When I was younger I struggled with my emotions and even now I sometimes struggle to cope with situations that arise. My family although out of love would invalidate feelings. Not just my own but the feelings of each other. Growing up in a house that rebuked sensitivity can be detrimental to a child's mental health. I have had numerous therapists and have worked constantly to better myself due to this invalidation. Knowing what I know now from constantly bettering myself I would want my younger self to not be ashamed about how I feel.

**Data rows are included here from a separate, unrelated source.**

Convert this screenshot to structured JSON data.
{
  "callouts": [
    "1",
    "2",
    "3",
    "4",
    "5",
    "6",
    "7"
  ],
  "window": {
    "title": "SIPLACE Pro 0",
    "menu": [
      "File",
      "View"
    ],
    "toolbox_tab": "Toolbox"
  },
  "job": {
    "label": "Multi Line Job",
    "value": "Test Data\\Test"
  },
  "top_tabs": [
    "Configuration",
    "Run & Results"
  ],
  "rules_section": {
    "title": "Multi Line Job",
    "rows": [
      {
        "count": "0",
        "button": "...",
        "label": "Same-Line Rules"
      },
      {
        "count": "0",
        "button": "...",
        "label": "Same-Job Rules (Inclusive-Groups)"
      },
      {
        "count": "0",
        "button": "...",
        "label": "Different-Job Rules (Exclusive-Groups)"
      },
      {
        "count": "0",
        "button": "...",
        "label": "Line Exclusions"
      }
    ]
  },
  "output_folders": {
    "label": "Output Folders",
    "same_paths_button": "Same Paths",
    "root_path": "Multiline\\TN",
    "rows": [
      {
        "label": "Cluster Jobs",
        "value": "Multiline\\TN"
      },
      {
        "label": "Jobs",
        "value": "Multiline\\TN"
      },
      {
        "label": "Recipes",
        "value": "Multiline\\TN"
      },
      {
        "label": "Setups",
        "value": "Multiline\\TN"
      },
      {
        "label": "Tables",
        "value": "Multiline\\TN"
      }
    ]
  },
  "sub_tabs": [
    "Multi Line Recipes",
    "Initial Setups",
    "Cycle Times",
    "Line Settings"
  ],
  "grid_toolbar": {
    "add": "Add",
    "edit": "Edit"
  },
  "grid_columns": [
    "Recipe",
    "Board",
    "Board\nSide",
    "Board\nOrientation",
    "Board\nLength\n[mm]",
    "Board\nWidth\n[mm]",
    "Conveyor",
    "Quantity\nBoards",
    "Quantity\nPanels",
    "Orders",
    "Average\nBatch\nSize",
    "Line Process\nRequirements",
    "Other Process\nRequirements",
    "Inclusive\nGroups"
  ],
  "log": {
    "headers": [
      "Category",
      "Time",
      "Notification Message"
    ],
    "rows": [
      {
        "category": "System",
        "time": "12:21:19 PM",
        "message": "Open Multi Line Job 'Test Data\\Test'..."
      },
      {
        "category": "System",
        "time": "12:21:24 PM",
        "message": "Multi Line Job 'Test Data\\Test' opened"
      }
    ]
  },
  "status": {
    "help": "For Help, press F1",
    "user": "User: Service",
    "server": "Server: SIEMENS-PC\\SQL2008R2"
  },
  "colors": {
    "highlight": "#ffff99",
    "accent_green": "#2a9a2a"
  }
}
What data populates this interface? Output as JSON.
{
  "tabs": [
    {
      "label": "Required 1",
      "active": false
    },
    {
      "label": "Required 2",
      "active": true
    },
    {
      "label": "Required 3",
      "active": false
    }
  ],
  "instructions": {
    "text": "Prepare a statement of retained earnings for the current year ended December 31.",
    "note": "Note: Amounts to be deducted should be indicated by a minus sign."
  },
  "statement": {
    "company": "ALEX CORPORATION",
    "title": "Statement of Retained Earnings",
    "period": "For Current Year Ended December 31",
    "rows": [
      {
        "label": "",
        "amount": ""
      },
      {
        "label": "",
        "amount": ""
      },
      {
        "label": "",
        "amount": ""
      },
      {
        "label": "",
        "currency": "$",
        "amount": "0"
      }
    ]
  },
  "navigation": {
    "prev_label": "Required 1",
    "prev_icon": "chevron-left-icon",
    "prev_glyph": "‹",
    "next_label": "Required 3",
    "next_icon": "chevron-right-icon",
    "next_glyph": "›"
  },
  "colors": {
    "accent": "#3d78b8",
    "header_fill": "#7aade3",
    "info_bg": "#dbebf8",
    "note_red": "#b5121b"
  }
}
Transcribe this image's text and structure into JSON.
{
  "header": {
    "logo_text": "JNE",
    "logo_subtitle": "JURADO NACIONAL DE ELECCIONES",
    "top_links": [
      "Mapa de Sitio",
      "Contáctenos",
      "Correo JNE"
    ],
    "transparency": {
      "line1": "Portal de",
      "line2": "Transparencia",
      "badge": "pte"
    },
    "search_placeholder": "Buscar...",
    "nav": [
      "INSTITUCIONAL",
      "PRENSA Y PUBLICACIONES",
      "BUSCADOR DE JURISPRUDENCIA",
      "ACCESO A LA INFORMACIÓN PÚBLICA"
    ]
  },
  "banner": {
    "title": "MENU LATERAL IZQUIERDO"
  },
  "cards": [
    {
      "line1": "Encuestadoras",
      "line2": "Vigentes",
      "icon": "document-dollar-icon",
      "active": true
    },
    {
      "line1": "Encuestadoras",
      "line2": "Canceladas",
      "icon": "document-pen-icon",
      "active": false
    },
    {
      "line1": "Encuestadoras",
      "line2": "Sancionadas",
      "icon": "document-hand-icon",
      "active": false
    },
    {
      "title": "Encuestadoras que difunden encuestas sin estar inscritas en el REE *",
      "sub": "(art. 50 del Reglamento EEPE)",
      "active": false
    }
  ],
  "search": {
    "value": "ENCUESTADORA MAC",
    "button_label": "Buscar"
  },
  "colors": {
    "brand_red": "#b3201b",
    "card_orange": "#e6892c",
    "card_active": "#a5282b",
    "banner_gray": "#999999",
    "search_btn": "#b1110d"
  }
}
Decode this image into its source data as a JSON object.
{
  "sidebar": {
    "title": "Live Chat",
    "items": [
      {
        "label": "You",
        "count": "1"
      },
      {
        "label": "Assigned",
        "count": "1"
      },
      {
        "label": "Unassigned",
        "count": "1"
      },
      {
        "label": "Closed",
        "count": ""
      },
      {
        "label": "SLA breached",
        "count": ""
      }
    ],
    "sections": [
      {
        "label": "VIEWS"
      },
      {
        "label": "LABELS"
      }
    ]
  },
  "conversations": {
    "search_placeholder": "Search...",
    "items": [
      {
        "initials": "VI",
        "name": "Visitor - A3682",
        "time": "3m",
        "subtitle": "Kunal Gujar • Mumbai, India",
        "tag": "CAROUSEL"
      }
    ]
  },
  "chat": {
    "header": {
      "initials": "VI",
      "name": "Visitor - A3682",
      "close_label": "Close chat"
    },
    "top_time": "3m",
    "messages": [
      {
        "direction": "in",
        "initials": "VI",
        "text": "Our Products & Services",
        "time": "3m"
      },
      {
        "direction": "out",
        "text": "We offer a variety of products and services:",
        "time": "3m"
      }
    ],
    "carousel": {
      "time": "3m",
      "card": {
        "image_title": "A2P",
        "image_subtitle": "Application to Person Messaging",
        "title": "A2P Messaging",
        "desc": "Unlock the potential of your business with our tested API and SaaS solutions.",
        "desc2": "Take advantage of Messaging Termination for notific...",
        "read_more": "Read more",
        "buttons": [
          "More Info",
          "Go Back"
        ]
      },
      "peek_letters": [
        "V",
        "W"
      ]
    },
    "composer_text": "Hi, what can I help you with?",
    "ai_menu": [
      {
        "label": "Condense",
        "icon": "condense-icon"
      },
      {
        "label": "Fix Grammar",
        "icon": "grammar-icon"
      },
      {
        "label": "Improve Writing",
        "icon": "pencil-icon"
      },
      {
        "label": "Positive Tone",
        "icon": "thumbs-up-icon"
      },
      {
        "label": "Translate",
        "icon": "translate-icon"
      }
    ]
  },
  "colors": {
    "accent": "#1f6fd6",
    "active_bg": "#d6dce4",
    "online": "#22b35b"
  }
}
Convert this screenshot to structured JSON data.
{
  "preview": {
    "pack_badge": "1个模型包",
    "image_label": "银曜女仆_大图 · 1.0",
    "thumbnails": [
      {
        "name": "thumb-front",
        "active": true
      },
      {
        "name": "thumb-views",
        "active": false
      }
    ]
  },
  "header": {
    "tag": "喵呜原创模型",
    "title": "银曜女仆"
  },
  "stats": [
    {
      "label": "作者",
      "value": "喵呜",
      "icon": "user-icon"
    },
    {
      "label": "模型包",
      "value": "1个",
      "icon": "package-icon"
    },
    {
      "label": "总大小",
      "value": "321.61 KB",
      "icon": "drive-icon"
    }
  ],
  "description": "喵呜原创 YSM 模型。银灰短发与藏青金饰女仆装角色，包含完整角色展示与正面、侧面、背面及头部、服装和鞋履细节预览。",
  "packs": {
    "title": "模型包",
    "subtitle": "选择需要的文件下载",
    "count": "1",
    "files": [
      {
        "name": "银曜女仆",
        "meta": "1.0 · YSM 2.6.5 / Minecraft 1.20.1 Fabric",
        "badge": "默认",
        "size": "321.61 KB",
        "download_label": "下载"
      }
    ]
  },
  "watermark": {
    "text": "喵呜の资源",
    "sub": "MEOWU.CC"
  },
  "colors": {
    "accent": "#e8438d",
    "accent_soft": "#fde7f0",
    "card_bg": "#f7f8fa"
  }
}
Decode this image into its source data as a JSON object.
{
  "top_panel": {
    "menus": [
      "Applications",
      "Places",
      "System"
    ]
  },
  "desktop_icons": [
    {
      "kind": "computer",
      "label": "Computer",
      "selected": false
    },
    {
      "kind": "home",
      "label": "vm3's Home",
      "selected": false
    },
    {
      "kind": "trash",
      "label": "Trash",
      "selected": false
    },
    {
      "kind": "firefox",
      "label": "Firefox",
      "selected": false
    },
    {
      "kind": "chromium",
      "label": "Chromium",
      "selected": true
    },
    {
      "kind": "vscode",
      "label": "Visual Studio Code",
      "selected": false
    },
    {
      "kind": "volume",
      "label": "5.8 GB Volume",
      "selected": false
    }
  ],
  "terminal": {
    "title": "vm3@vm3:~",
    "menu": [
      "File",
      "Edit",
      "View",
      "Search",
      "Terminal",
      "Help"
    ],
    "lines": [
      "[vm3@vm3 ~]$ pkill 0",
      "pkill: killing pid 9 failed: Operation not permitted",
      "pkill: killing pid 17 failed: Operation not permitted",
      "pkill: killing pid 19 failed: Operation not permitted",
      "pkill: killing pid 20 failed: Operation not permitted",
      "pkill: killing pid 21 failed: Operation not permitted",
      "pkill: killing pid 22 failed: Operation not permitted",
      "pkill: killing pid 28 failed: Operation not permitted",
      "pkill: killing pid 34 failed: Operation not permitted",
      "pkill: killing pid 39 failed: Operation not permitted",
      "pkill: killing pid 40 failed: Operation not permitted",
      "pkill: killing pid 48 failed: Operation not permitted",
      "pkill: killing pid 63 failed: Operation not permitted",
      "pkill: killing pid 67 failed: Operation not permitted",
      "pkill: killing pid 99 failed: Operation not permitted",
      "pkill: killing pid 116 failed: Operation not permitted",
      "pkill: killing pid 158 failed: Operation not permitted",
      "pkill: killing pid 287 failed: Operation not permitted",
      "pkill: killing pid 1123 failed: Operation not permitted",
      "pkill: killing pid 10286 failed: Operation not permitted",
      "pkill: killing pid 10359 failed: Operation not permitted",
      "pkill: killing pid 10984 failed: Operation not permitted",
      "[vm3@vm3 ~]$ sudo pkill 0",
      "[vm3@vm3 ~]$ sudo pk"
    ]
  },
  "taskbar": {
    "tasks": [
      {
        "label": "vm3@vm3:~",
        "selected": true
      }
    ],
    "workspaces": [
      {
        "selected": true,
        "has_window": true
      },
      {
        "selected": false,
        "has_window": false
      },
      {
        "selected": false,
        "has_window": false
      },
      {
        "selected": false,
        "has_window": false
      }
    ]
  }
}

I was an especially sensitive child, when you have so many siblings you feel as though you are being drowned out in the crowd and that you don't belong. That isolating feelings being so constant made me develop severe anxiety. Anxiety of talking to new people, anxiety of speaking my opinions, and anxiety of being myself. So much so that even know I try to stay neutral so not to cause arguments or disagreements. I wish that I could've enjoyed being a child and anxiety free longer. I wish I could have been apologetically myself when I was younger because its so difficult to do that when you're older and repairing your mental state.

If I could give my younger self one piece of advice it would be to unapologetically be myself because I have done my fair share of apologizing already. Far more than a child should have to.